The game of rugby now finds itself in a strange position. On the one hand, the laws themselves remain as complicated as they ever were, in some respects more so. But, on the other hand, players, administrators and referees are all in their different ways trying to make the game more flowing, more watchable, more suitable for what they hope will be a mass audience in an era of professionalism dominated by television. Predictably enough, the result has been confusion all round.
Forward passes are now ignored if blowing the whistle would interrupt a movement – particularly a movement which has resulted in a try. There were several examples of this indulgence in the Five Nations season that has just ended.

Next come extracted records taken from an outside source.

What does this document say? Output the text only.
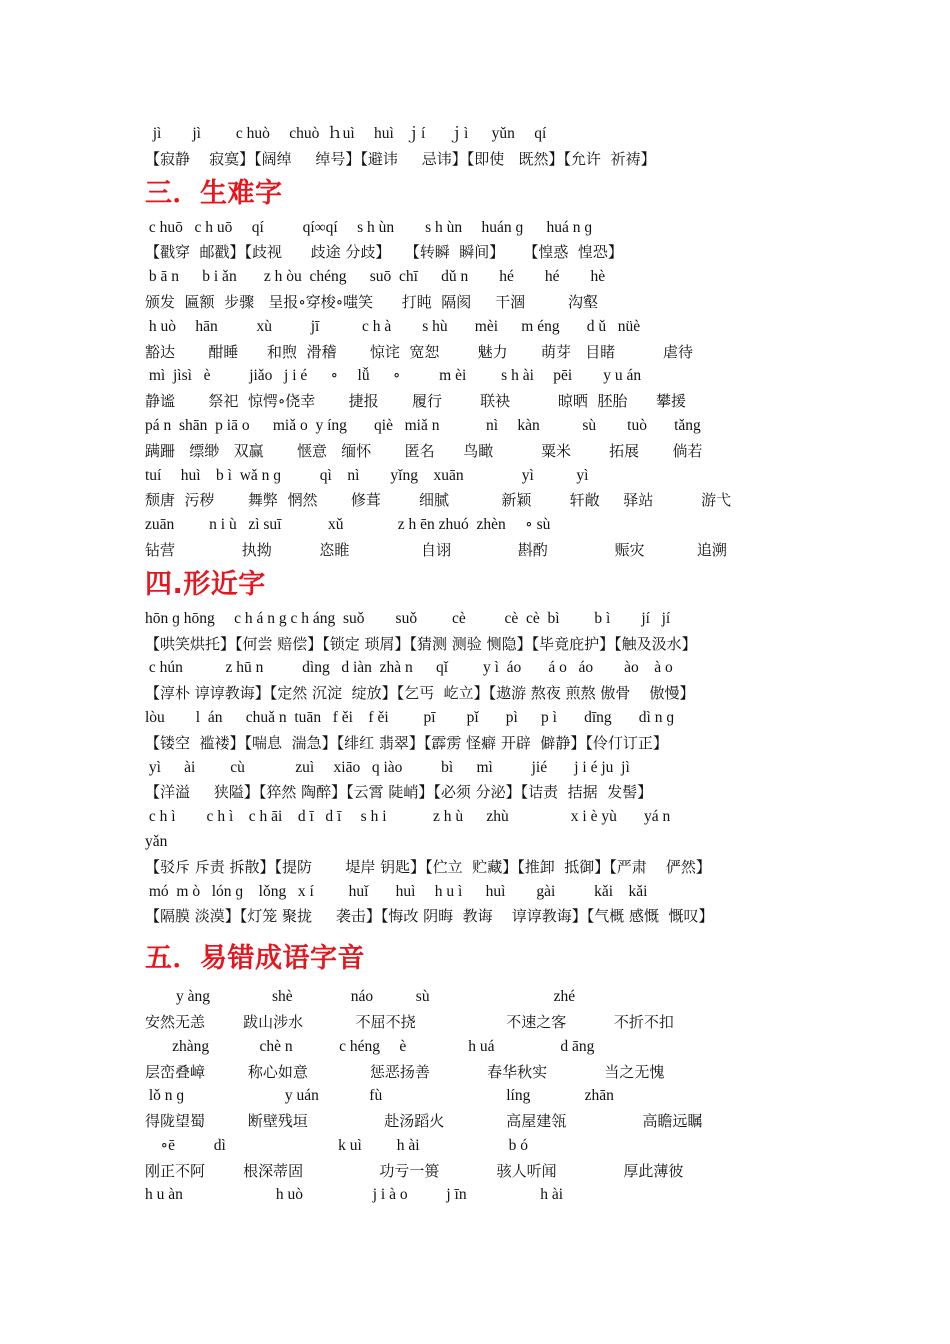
jì        jì         c huò     chuò  ｈuì     huì   ｊí      ｊì      yǔn     qí
【寂静    寂寞】【阔绰     绰号】【避讳     忌讳】【即使   既然】【允许  祈祷】
三．生难字
c huō   c h uō     qí          qí∞qí     s h ùn        s h ùn     huán ɡ      huá n ɡ
【戳穿  邮戳】【歧视      歧途 分歧】   【转瞬  瞬间】    【惶惑  惶恐】
b ā n      b i ǎn       z h òu  chéng      suō  chī      dǔ n        hé        hé        hè
颁发  匾额  步骤   呈报∘穿梭∘嗤笑      打盹  隔阂     干涸         沟壑
h uò     hān          xù          jī           c h à        s hù       mèi      m éng       d ǔ   nüè
豁达       酣睡      和煦  滑稽       惊诧  宽恕        魅力       萌芽   目睹          虐待
mì  jìsì   è          jiǎo   j i é      ∘     lǚ      ∘          m èi         s h ài     pēi        y u án
静谧       祭祀  惊愕∘侥幸       捷报       履行        联袂          晾晒  胚胎      攀援
pá n  shān  p iā o      miǎ o  y íng       qiè   miǎ n            nì     kàn           sù        tuò       tǎng
蹒跚   缥缈   双赢       惬意   缅怀       匿名      鸟瞰          粟米        拓展       倘若
tuí     huì    b ì  wǎ n ɡ          qì    nì        yǐng    xuān               yì           yì
颓唐  污秽       舞弊  惘然       修葺        细腻           新颖        轩敞     驿站          游弋
zuān         n i ù   zì suī            xǔ              z h ēn zhuó  zhèn     ∘ sù
钻营              执拗          恣睢               自诩              斟酌              赈灾           追溯
四.形近字
hōn ɡ hōng     c h á n g c h áng  suǒ        suǒ         cè          cè  cè  bì         b ì        jí   jí
【哄笑烘托】【何尝 赔偿】【锁定 琐屑】【猜测 测验 恻隐】【毕竟庇护】【触及汲水】
c hún           z hū n          dìng   d iàn  zhà n      qǐ         y ì  áo       á o   áo        ào    à o
【淳朴 谆谆教诲】【定然 沉淀  绽放】【乞丐  屹立】【遨游 熬夜 煎熬 傲骨    傲慢】
lòu        l  án      chuǎ n  tuān   f ěi    f ěi         pī        pǐ       pì      p ì       dīng       dì n ɡ
【镂空  褴褛】【喘息  湍急】【绯红 翡翠】【霹雳 怪癖 开辟  僻静】【伶仃订正】
yì      ài         cù             zuì     xiāo   q iào          bì      mì          jié       j i é ju  jì
【洋溢     狭隘】【猝然 陶醉】【云霄 陡峭】【必须 分泌】【诘责  拮据  发髻】
c h ì        c h ì    c h āi    d ī   d ī     s h i            z h ù      zhù                x i è yù       yá n
yǎn
【驳斥 斥责 拆散】【提防       堤岸 钥匙】【伫立  贮藏】【推卸  抵御】【严肃    俨然】
mó  m ò   lón ɡ    lǒng   x í         huǐ       huì     h u ì      huì        gài          kǎi    kǎi
【隔膜 淡漠】【灯笼 聚拢     袭击】【悔改 阴晦  教诲    谆谆教诲】【气概 感慨  慨叹】
五．易错成语字音
y àng                shè               náo           sù                                zhé
安然无恙        跋山涉水           不屈不挠                   不速之客          不折不扣
zhàng             chè n            c héng     è                h uá                 d āng
层峦叠嶂         称心如意             惩恶扬善            春华秋实            当之无愧
lǒ n ɡ                          y uán             fù                                líng              zhān
得陇望蜀         断壁残垣                赴汤蹈火             高屋建瓴                高瞻远瞩
∘ē          dì                             k uì         h ài                       b ó
刚正不阿        根深蒂固                功亏一篑            骇人听闻              厚此薄彼
h u àn                        h uò                  j i à o          j īn                   h ài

The scrum has also become a penalty-free zone. Or, to be precise, one aspect of the scrum, the crooked feed, has become a regular feature of the game. When did you last see a strike against the head in an international or, for that matter, in the Courage First or Second Divisions? Things have not yet reached the stage they are at in rugby league, where the front rows lean forward at an angle of approximately 60 degrees to the ground and the scrum-half bounces the ball off the outside leg of the loose-head prop. But this is the way they are going.And yet the laws are clear that a crooked feed is punishable with an indirect free-kick. It has always escaped me quite why a deliberate attempt to gain an unfair advantage should be treated more leniently than, say, failing to release the ball when the tackled player is in no position to do anything of the kind. But even this minor penalty is seldom exacted these days.In other respects, the scrum is the reverse of penalty-free.
Indeed, it has become the most fecund source of a useful three points. Or, if a penalty try is awarded, of seven.Certainly, defending props will often deliberately collapse a scrum on their own line if they think that thereby they can avoid a pushover try. But as Gerald Davies pointed out last Saturday in what we old journalists have been taught to call Another Newspaper, they do not engage in this practice nearly as much as referees clearly imagine they do Sometimes the sinners are in the attacking front row. I have even seen a penalty awarded on the defending side’s 22 and on its own put-in. What on earth would be the point of collapsing a scrum in these circumstances?The award of penalty tries has become even more farcical Ten years ago such scores were rare Thirty years ago they were more or less non-existent.